Rapid Covid Test

Many food companies are still in the dark over which will receive support as part of the government’s pledge to provide food factories and distribution centres with thousands of daily Covid tests.

Sources involved in talks with the government this week told The Grocer it was still unclear which companies would receive help from the government, despite the PM announcing on Tuesday it would prioritise daily tests for 100,000 workers in “critical national services”.

The rollout of the government support is due to start from Monday and follows widespread shortages of lateral flow test kits across the UK.

However, one source said there was “huge confusion” over what the support actually involved.

“When the PM made this big announcement of help to keep the country running it sounded like this was something that would be up and running within hours,” the source said. “In fact it’s not going to start until next Monday at least, and businesses are desperately trying to work out what on earth it actually means.”

The Grocer revealed last month a raft of major food companies had relaunched mass testing at factories across the UK in a bid to cope with the Omicron surge.

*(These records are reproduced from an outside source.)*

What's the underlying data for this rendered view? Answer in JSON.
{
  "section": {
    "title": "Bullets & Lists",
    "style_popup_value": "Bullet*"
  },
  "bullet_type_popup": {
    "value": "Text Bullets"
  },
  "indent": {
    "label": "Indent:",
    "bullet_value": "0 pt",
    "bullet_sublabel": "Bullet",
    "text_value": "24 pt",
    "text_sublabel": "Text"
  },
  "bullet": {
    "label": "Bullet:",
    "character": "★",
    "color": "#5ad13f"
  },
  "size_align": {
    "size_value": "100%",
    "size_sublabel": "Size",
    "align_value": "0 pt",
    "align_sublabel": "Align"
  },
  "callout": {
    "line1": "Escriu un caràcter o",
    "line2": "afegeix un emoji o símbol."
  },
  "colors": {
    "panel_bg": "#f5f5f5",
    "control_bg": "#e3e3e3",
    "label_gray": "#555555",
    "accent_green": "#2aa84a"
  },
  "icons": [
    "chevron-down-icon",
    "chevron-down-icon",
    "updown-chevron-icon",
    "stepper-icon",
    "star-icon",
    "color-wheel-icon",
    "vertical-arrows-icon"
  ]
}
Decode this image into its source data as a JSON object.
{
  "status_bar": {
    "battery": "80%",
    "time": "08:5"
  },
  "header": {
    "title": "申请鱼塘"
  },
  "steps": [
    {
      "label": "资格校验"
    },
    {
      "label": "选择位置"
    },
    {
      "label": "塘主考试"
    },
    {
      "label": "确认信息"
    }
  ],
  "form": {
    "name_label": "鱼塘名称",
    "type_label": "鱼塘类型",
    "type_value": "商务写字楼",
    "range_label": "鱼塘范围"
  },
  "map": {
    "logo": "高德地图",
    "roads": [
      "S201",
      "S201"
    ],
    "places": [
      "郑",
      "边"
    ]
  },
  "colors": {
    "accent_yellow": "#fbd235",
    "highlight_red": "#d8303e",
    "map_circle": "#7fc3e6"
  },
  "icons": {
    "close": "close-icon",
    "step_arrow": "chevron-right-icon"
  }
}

It is understood the government has promised to contact companies directly to tell them if they will qualify for the latest support, with major food processors seen as the main target, but sources said it was unclear what categories of food would be included.

“A lot of companies are already doing testing because they see it as a way of stopping the spread of Omicron, but there are many companies who are not. There is an argument that the more you test, the more cases you are likely to find, and some companies may fear they could bring on their own workforce shortages.”

Another source involved in the talks said the government’s announcement was just a “soundbite”.

They added: “It made a good headline for the government to say it’s providing 100,000 tests, but the fact is this is pretty much a continuation of the situation with testing that there was before.

“A lot of businesses don’t want to get involved because they haven’t got the staff or the space to start testing at work and would rather people tested at home.”